Key points to consider in the diagnosis of muscular dystrophy include:
- Clinical evaluation and medical history
- Blood tests for muscle enzymes like creatine kinase
- Genetic testing
- Muscle biopsies
- Electromyography
- Referral to specialized multidisciplinary follow-up, as recommended by a study published in 2010 1
- Genetic counseling for at-risk female family members
It's essential to note that early diagnosis and intervention can significantly impact the quality of life and morbidity of patients with muscular dystrophy, highlighting the importance of prompt recognition and referral to specialized care.
From the Research
Diagnosis of Muscular Dystrophy
- Muscular dystrophy is not typically diagnosed at birth, as the symptoms often develop gradually and may not be apparent until later in childhood 2.

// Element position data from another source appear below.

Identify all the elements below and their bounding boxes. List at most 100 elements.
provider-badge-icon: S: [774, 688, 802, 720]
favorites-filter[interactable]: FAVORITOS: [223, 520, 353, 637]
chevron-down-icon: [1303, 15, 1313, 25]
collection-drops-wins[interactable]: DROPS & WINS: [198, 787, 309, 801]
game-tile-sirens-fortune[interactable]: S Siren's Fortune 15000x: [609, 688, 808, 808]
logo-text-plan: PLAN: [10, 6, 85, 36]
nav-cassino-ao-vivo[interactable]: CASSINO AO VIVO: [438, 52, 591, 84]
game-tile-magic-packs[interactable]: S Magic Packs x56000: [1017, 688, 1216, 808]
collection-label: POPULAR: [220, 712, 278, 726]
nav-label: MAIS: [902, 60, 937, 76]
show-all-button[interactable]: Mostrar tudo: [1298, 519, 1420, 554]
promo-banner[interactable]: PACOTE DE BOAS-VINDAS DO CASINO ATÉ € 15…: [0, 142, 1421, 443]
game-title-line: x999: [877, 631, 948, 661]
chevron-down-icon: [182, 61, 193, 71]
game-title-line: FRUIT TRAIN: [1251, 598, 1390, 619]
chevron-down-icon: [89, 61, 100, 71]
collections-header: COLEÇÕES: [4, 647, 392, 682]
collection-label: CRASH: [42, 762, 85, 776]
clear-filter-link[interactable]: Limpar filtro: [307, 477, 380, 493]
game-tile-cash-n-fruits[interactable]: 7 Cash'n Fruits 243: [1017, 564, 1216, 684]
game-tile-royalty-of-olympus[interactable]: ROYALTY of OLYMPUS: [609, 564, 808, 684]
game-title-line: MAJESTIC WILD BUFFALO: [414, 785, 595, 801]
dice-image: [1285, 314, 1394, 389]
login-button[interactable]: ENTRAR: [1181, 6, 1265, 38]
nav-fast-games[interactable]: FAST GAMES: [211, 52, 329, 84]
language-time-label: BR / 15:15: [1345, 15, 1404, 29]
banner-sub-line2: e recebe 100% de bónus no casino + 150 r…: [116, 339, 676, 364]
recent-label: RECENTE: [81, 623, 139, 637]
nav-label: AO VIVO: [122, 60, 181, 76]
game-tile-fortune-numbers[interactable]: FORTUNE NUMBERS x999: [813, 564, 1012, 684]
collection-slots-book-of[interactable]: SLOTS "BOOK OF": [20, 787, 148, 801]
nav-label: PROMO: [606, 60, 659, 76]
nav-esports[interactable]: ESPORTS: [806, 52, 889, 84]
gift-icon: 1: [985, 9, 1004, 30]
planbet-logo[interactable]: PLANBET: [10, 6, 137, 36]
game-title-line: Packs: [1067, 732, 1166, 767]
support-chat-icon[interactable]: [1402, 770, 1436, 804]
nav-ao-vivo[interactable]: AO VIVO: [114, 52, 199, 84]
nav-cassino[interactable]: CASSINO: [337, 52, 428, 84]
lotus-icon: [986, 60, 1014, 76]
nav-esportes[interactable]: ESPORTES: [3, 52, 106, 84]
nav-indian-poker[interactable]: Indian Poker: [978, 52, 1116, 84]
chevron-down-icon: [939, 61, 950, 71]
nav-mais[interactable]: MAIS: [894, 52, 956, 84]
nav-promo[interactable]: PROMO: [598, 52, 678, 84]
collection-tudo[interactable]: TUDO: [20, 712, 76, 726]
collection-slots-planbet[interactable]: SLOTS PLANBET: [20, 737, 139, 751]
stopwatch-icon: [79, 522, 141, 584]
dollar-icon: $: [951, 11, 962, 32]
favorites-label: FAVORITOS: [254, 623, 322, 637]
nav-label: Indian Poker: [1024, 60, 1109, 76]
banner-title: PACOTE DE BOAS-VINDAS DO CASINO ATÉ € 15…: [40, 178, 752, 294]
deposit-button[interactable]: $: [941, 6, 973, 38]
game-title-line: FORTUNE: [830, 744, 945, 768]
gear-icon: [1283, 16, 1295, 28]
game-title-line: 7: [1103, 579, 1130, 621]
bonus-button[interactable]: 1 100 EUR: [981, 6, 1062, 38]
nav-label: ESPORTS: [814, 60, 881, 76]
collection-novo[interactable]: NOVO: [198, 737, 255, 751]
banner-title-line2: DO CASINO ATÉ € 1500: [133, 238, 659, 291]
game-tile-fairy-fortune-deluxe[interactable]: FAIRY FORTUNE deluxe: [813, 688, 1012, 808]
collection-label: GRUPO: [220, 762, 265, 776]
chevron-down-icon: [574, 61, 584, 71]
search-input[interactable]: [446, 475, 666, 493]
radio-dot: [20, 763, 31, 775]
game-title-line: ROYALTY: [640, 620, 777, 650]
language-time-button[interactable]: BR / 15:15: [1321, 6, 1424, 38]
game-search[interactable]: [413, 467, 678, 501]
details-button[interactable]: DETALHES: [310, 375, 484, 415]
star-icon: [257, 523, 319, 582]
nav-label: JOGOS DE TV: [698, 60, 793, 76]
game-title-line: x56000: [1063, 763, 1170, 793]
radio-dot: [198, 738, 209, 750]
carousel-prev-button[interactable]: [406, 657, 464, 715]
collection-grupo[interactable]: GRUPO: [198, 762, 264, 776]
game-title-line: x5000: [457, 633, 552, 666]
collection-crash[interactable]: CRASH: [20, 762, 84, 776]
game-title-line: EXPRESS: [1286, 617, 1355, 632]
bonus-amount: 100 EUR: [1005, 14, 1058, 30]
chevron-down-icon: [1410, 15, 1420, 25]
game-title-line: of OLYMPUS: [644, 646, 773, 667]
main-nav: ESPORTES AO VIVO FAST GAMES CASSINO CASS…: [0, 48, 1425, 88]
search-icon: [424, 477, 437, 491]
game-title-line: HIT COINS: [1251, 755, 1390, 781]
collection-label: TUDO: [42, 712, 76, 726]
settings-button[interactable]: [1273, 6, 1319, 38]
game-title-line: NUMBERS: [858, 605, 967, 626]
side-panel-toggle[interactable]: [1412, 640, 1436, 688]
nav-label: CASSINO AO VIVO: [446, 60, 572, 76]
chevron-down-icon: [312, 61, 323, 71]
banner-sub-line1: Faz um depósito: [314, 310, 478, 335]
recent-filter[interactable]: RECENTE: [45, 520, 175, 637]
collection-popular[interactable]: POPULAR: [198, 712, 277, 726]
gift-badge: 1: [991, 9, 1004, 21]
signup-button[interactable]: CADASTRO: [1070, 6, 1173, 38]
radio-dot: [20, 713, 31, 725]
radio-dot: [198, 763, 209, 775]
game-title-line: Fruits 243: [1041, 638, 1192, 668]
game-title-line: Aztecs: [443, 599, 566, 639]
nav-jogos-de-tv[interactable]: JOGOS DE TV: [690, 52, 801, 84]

- The earliest features of muscular dystrophy may be difficult to identify and determine, but established disease is characterized by muscle weakness and wasting 2.
- Diagnosis of muscular dystrophy often involves a combination of clinical evaluation, genetic testing, and laboratory tests such as serum creatine kinase levels 2, 3.
Timing of Diagnosis
- Duchenne muscular dystrophy, the most common form of muscular dystrophy, is often diagnosed in early childhood, typically between the ages of 2 and 5 years 4, 5.
- Other forms of muscular dystrophy may be diagnosed later in childhood or even in adulthood, depending on the specific type and severity of the disease 2, 3.
Diagnostic Methods
- Genetic testing, including next-generation sequencing (NGS), is a useful tool for diagnosing muscular dystrophy and identifying the underlying genetic mutation 6.
- Other diagnostic methods, such as muscle biopsy and serum creatine kinase levels, may also be used to support a diagnosis of muscular dystrophy 2, 3.